5. Page 30, discussion about numerical diffusion: The authors acknowledge that the fixed sectional discretization chosen is prone to numerical diffusion. They also state that this is circumvented by using enough bins. However, if the model is to be used in 3D atmospheric, or even climate models, one can typically not afford to use a very big number of bins, and this is why other methods, such as the moving center method (which is mentioned) has been proven useful. This, I believe, needs more clarification, especially since in the summary (page 58) MAFOR2.0 is envisioned “a state-of-the-art benchmark model” to be also implemented into earth system models.
6. The theory in Appendix B is a bit hard to follow. Is B2 a time-differenced result of B1? (together with B4?) And, where does B3 come from? For the reader, it would be clearer to first show the differential equation, the mention how it is discretized, and finally show the discretized equation.

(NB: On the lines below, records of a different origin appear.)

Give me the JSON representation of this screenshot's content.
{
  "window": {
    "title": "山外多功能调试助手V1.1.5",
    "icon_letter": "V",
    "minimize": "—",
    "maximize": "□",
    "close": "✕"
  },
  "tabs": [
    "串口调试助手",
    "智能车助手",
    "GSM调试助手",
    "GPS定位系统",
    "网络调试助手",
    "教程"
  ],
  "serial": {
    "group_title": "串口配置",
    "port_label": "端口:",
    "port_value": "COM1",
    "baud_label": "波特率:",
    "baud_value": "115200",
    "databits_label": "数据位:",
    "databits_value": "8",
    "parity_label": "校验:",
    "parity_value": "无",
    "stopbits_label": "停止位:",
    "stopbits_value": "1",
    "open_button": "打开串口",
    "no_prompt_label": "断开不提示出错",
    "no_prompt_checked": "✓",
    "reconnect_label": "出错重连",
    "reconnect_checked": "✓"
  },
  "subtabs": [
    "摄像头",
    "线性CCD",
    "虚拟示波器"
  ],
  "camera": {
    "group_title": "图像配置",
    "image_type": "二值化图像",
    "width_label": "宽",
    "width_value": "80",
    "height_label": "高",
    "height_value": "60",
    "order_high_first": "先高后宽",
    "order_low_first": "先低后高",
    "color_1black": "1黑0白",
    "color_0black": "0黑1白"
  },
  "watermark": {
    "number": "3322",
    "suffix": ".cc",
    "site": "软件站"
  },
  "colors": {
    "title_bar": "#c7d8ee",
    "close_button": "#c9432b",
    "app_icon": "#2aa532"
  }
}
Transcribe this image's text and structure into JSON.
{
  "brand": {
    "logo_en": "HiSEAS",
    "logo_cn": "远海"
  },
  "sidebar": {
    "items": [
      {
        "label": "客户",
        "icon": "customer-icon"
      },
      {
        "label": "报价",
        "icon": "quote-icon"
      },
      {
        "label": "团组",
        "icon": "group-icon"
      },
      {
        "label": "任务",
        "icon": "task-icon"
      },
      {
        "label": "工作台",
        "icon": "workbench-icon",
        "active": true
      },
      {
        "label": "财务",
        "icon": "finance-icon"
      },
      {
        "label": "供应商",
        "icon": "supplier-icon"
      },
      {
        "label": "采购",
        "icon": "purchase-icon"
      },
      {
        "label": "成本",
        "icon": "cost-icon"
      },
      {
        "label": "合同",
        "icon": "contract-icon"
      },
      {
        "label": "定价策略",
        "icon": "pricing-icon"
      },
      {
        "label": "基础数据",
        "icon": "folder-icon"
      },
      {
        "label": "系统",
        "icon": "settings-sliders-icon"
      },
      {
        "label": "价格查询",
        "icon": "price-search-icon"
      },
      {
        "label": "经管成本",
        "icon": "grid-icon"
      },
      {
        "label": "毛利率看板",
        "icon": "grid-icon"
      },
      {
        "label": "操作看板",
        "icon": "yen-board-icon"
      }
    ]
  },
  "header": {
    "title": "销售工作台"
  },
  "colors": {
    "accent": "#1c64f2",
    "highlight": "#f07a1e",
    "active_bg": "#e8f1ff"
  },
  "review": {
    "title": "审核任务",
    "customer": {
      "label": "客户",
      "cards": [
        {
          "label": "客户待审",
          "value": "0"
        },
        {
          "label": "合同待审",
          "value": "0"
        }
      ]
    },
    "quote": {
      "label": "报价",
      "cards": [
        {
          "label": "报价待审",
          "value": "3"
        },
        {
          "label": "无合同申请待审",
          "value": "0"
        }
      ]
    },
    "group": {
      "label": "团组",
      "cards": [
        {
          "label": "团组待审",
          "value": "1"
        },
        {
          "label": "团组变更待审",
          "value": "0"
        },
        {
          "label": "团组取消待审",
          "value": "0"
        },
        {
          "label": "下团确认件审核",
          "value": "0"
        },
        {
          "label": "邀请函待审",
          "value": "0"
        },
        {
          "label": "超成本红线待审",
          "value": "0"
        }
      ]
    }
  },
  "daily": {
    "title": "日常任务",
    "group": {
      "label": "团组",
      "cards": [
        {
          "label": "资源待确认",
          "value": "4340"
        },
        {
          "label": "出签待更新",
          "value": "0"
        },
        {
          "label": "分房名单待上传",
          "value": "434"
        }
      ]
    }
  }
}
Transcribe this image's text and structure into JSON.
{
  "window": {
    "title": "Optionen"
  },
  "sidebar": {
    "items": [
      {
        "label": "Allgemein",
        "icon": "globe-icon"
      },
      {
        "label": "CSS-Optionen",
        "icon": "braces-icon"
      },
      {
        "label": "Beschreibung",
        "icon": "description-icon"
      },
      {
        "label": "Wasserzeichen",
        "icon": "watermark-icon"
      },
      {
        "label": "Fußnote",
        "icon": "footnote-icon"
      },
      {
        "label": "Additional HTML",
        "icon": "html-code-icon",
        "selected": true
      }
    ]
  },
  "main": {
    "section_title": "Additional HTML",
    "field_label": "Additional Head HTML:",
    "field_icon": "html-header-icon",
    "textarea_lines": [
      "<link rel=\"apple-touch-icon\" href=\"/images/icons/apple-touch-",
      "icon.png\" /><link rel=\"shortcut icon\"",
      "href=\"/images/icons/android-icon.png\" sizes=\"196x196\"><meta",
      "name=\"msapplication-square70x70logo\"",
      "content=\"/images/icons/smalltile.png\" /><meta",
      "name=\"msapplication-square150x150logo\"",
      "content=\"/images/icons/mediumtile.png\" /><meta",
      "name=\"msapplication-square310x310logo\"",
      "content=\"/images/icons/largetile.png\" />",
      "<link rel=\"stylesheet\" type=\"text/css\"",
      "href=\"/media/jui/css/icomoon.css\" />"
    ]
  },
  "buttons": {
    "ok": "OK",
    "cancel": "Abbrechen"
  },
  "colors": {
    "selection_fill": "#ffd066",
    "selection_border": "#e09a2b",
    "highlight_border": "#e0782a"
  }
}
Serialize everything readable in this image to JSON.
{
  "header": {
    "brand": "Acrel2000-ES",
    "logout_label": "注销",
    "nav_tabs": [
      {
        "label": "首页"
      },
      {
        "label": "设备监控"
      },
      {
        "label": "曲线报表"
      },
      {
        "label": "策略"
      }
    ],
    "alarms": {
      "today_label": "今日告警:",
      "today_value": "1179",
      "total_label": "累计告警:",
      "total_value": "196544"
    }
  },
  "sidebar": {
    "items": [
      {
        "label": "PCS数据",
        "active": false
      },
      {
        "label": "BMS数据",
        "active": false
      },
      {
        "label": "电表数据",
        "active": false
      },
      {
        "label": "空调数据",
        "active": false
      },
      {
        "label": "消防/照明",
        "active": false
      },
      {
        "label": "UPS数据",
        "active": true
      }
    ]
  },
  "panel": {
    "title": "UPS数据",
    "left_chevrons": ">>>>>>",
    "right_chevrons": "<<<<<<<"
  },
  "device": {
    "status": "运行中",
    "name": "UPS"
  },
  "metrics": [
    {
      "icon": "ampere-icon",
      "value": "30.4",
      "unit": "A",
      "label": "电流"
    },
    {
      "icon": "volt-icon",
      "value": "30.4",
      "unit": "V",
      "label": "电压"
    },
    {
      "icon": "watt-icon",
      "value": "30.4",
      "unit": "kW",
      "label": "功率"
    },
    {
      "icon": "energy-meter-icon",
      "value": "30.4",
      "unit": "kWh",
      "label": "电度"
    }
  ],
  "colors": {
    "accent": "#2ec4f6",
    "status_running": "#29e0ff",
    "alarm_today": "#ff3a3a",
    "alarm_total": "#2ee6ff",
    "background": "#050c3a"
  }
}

Bergman, T., Kerminen, V-M., Korhonen, H., Lehtinen, K. J., Makkonen, R., Arola, A., Mielonen, T., Romakkaniemi, S., Kulmala, M., & Kokkola, H. (2012). Evaluation of the sectional aerosol microphysics module SALSA implementation in ECHAM5-HAM aerosol-climate model. Geoscientific Model Development, 5(3), 845-868. https://doi.org/10.5194/gmd-5-845-2012Y.

H. Lee & P. J. Adams (2012): A Fast and Efficient Version of the Two-Moment Aerosol Sectional (TOMAS) Global Aerosol Microphysics Model, Aerosol Science and Technology, 46:6, 678-689.

Spracklen, D., K. Pringle, K. Carslaw, M. Chipperfield, and G. Mann (2005a), A global off-line model of size-resolved aerosol microphysics; I. Model development and prediction of aerosol properties, Atmos. Chem. Phys., 5, 2227 – 2252.